A team of ten workers can easily pull a one-ton sled, but people always seem to forget that Egyptians had animals like donkeys and cattle around to help too.

Constructing ramps to deliver stone must have been nearly as monumental as the pyramid itself.

This is one place where there's no records of what they looked like, but researchers have examined lots of possibilities.

An engineer named Craig Smith has done probably the most detailed ramp analysis, calculating how many stones could be delivered with each design, and he believes the Egyptians extended a big, wide ramp near the bottom where a pyramid requires most of its stones, and spiral ramps near the top where fewer blocks are needed.

Wooden levers, and round dolerite "ball bearings" were used to guide stones into place, where they were carved to an exact fit.

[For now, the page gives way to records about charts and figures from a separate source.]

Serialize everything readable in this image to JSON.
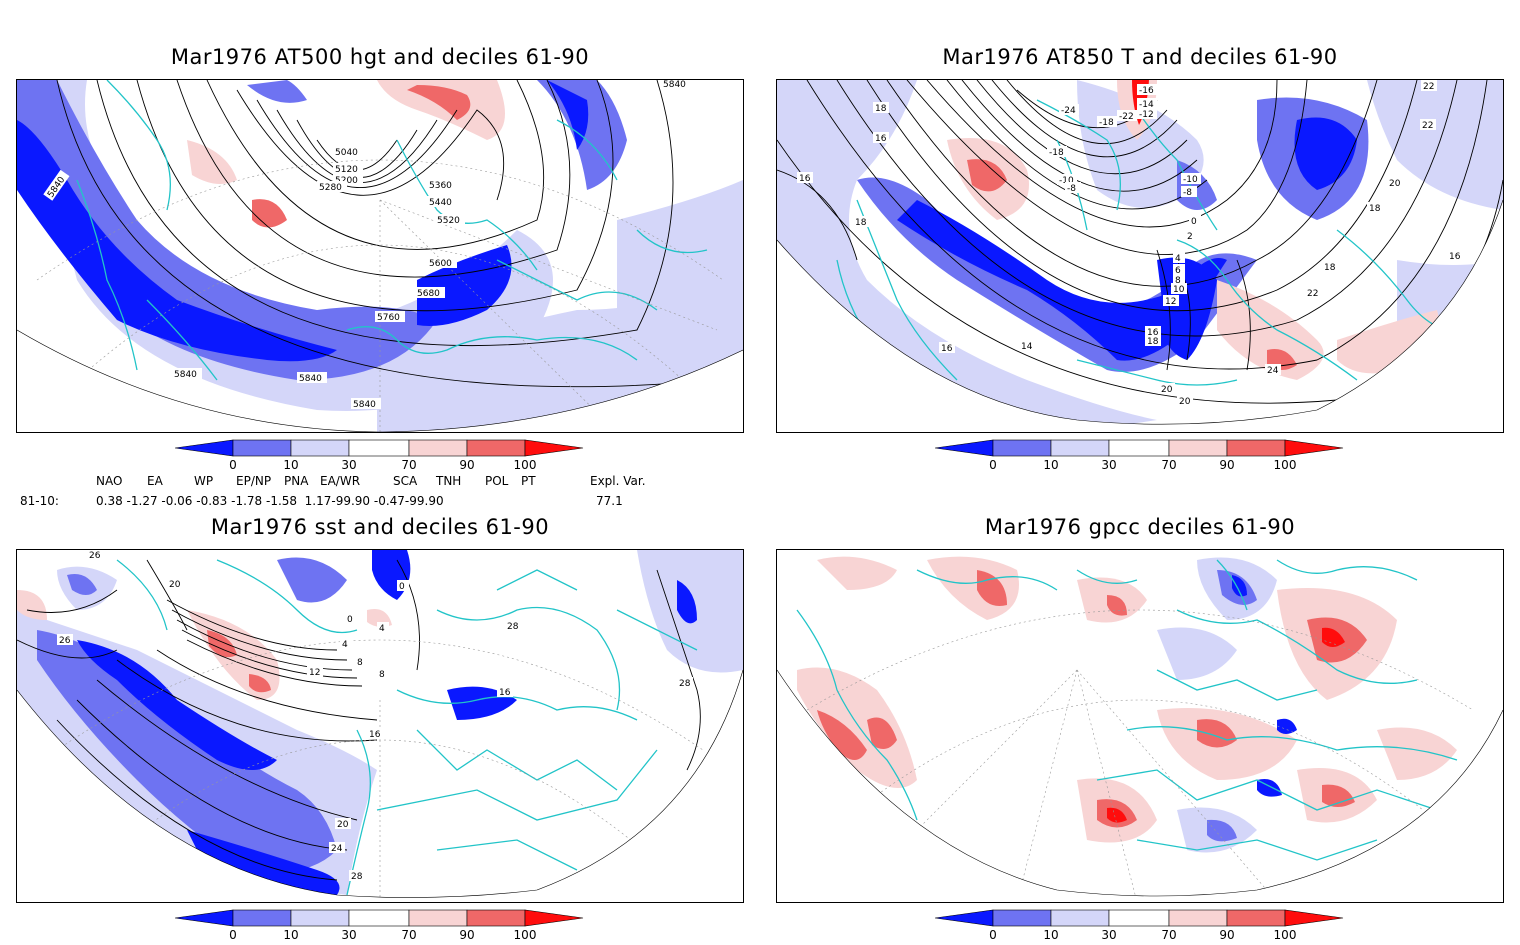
{
  "colors": {
    "d0_10": "#0a18ff",
    "d10_30": "#6e73f2",
    "d30": "#d4d6f9",
    "d70": "#f8d4d4",
    "d70_90": "#ef6868",
    "d90_100": "#ff0d0d",
    "coast": "#22c4c8",
    "contour": "#000000"
  },
  "colorbar_ticks": [
    "0",
    "10",
    "30",
    "70",
    "90",
    "100"
  ],
  "panels": [
    {
      "title": "Mar1976 AT500 hgt and deciles 61-90",
      "contour_labels": [
        "5040",
        "5120",
        "5200",
        "5280",
        "5360",
        "5440",
        "5520",
        "5600",
        "5680",
        "5760",
        "5840",
        "5840",
        "5840",
        "5840",
        "5840"
      ]
    },
    {
      "title": "Mar1976 AT850 T and deciles 61-90",
      "contour_labels": [
        "-16",
        "-14",
        "-12",
        "-24",
        "-22",
        "-18",
        "-18",
        "-10",
        "-8",
        "-10",
        "-8",
        "0",
        "2",
        "4",
        "6",
        "8",
        "10",
        "12",
        "14",
        "16",
        "18",
        "20",
        "18",
        "22",
        "24",
        "22",
        "22",
        "20",
        "18",
        "20",
        "18",
        "16",
        "16",
        "18",
        "16",
        "16"
      ]
    },
    {
      "title": "Mar1976 sst and deciles 61-90",
      "contour_labels": [
        "26",
        "20",
        "26",
        "0",
        "0",
        "4",
        "4",
        "8",
        "12",
        "8",
        "16",
        "16",
        "20",
        "24",
        "28",
        "28",
        "28"
      ]
    },
    {
      "title": "Mar1976 gpcc deciles 61-90",
      "contour_labels": []
    }
  ],
  "indices": {
    "headers": [
      "NAO",
      "EA",
      "WP",
      "EP/NP",
      "PNA",
      "EA/WR",
      "SCA",
      "TNH",
      "POL",
      "PT",
      "Expl. Var."
    ],
    "row_label": "81-10:",
    "values_text": "0.38 -1.27 -0.06 -0.83 -1.78 -1.58  1.17-99.90 -0.47-99.90",
    "expl_var": "77.1"
  }
}
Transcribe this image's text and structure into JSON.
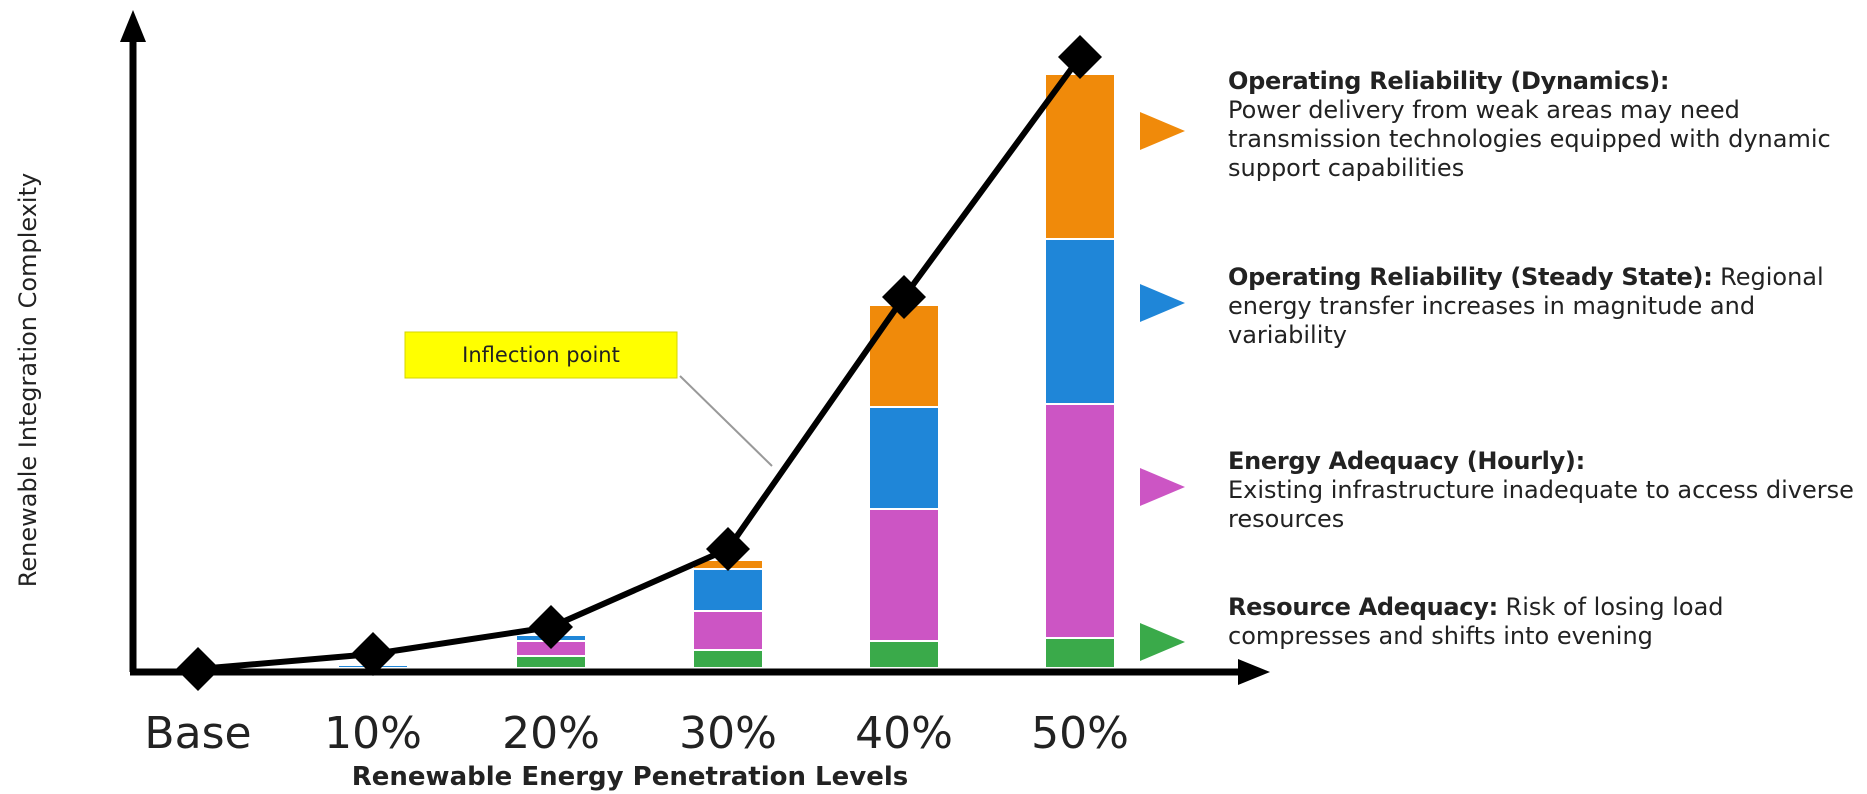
{
  "chart_data": {
    "type": "bar",
    "stacked": true,
    "categories": [
      "Base",
      "10%",
      "20%",
      "30%",
      "40%",
      "50%"
    ],
    "xlabel": "Renewable Energy Penetration Levels",
    "ylabel": "Renewable Integration Complexity",
    "ylim": [
      0,
      100
    ],
    "y_ticks_shown": false,
    "grid": false,
    "series": [
      {
        "color": "#3aaa4a",
        "values": [
          0,
          0,
          2,
          3,
          4.5,
          5
        ]
      },
      {
        "color": "#cc55c4",
        "values": [
          0,
          0,
          2.5,
          6.5,
          22,
          39
        ]
      },
      {
        "color": "#1f86d8",
        "values": [
          0,
          0.5,
          1,
          7,
          17,
          27.5
        ]
      },
      {
        "color": "#f08a0a",
        "values": [
          0,
          0,
          0,
          1.5,
          17,
          27.5
        ]
      }
    ],
    "line": {
      "color": "#000000",
      "marker": "diamond",
      "values": [
        0,
        2.5,
        7,
        20,
        62,
        102
      ]
    },
    "annotations": [
      {
        "text": "Inflection point",
        "background": "#ffff00",
        "points_to": "30%"
      }
    ]
  },
  "legend_notes": [
    {
      "title": "Operating Reliability (Dynamics):",
      "body": "Power delivery from weak areas may need transmission technologies equipped with dynamic support capabilities",
      "color": "#f08a0a"
    },
    {
      "title": "Operating Reliability (Steady State):",
      "body": "Regional energy transfer increases in magnitude and variability",
      "color": "#1f86d8"
    },
    {
      "title": "Energy Adequacy (Hourly):",
      "body": "Existing infrastructure inadequate to access diverse resources",
      "color": "#cc55c4"
    },
    {
      "title": "Resource Adequacy:",
      "body": "Risk of losing load compresses and shifts into evening",
      "color": "#3aaa4a"
    }
  ]
}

Joints between some of the few remaining smooth outer stones are so precise you can't even slip a credit card between them, but digs have shown they weren't as careful with interior stones.

It's a popular idea that the pyramids were built by slaves, but you shouldn't believe everything you see in the movies.

Egyptologists like Mark Lehner have uncovered enormous cities built to feed, house, and equip thousands of skilled workers, with breweries, bakeries, tool shops... signs that whole families lived nearby.

Egyptian society at all levels dedicated themselves to what they viewed as the kingdom's proudest work.

It's actually pretty incredible that we have as much evidence as we DO about how the pyramids were built, but that doesn't mean building them was easy.

In fact it's the opposite.

But difficult doesn't mean impossible.